Nunca soube quem era e agora é tarde. Quando me vejo
(quem és?)
no espelho surpreendem-me sempre aqueles olhos sem cor. A pele sem companhia. As rugas a crescer à minha volta.
Nunca soube quem era
(agora é tarde),
mas tive sempre o impulso do mergulho, dado pelo espelho. Somos mergulhadores
(solitários)
no sangue dos outros. Ou nas lágrimas. Ou ainda na solidão inquieta
(a nossa)
que nos estende as suas águas de vidro. Diz-me o espelho que mergulhe
(tenho medo)
que aceite o impulso, a ausência da cor, as lágrimas menos vezes
(nada).
Não sei mergulhar. Nem nadar. Nem fixar-me. Neste sangue que devagar me circula. Neste insuficiente sangue. Neste sangue que não chega para me dar cor aos olhos, à pele, à vida ou só a mim. Depressa de mais
(quem dá corda aos relógios?).
Mas doem-me os músculos todos de chorar menos
(aprendem-se as lágrimas menos vezes?).
Sinto o pescoço duro como se fosse de madeira ainda agarrada à árvore de seiva a circular, como o sangue
(devagar),
uma madeira viva. Nunca soube viver
(agora choro menos)
e é tarde. Tenho medo da morte, do amor, de mim diante do vidro líquido que me empurra para o mergulho.

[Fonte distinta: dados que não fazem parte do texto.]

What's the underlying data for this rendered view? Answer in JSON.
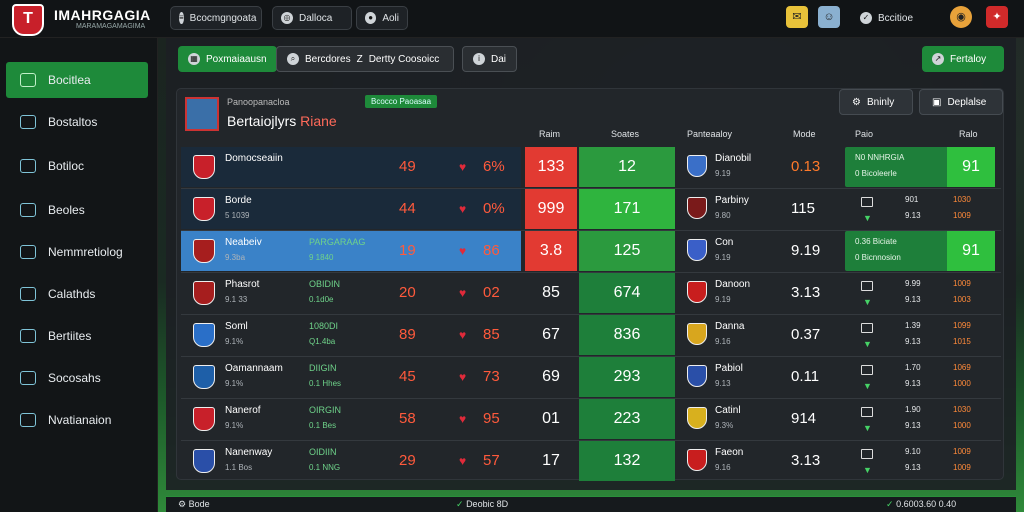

Tenho medo de compreender
(alguma vez)
tudo muito bem e depois esquecer-me de que é preciso aprender
(nada)
para sempre
(a solidão, o sangue que não se gasta afinal, o medo)
a mergulhar.

11 Comments:

Blogger isabel mendes ferreira said...

regresso de nenhum regresso....regresso ao fascínio de a ler...arrependidA DO TEMPO que perdi...perdida em viagens que o tempo clareou...

Elisa....
é soberbo este seu Regresso.


abraço.

23/10/06 9:45 AM  
Blogger Luis F. Cristóvão said...

um regresso feito de começo -

um obrigado pelas palavras.

beijo,
l.

23/10/06 11:49 AM  
Blogger Elisa said...

Que palavras, Luís?
Um comentário que deixei no Prazeres Minúsculos? Se foram essas, nada a agradecer, claro. Se são estas que aqui estão e são minhas, idem.
Um beijo para ti também

23/10/06 12:09 PM  
Blogger Elisa said...

Isabel
extraordinariamente simpática, como sempre.
Regressou? Mas chegou a partir alguma vez? É que não me lembro.
Beijo

23/10/06 12:09 PM  
Anonymous Anonymous said...

always lovely, always thought provoking...

24/10/06 6:22 AM  
Blogger Elisa said...

Hi M.
welcome back (I missed you)
thanks for your words.
Beijo

24/10/06 11:29 AM  
Blogger José Alexandre Ramos said...

é: estamos sempre aprendendo a mergulhar. dessa não escapamos, querida.

25/10/06 12:58 PM  
Blogger Elisa said...

Usa-se tão pouco a palavra querida... fora dos contextos 'românticos' quero dizer... e é uma palavra tão bonita. Obrigada Alexandre.

25/10/06 1:06 PM  
Anonymous Anonymous said...

ESCURO


Conseguia ver pardais, nos beirais,
mas já não os vejo!
Procuro-os e nem me lembro
que os afoguei, no Tejo!
Conseguia ver flores a nascerem,
a abelha a poisar,
mas a flor morreu, foi-se a abelha
e não vai voltar!
Que pena tenho de não ser menino
e pôr-me a brincar,
não ter de crescer,
não ter de morrer,
não ter de pensar...

5/2/07 1:38 PM  
Anonymous Anonymous said...

E só mais uma coisita... perdi-me pelas melodias que colocas neste espaço... apenas perdido e encontrado, porque me lembrei de mim própio e chorei... pelas coisas boas que me vão no peito!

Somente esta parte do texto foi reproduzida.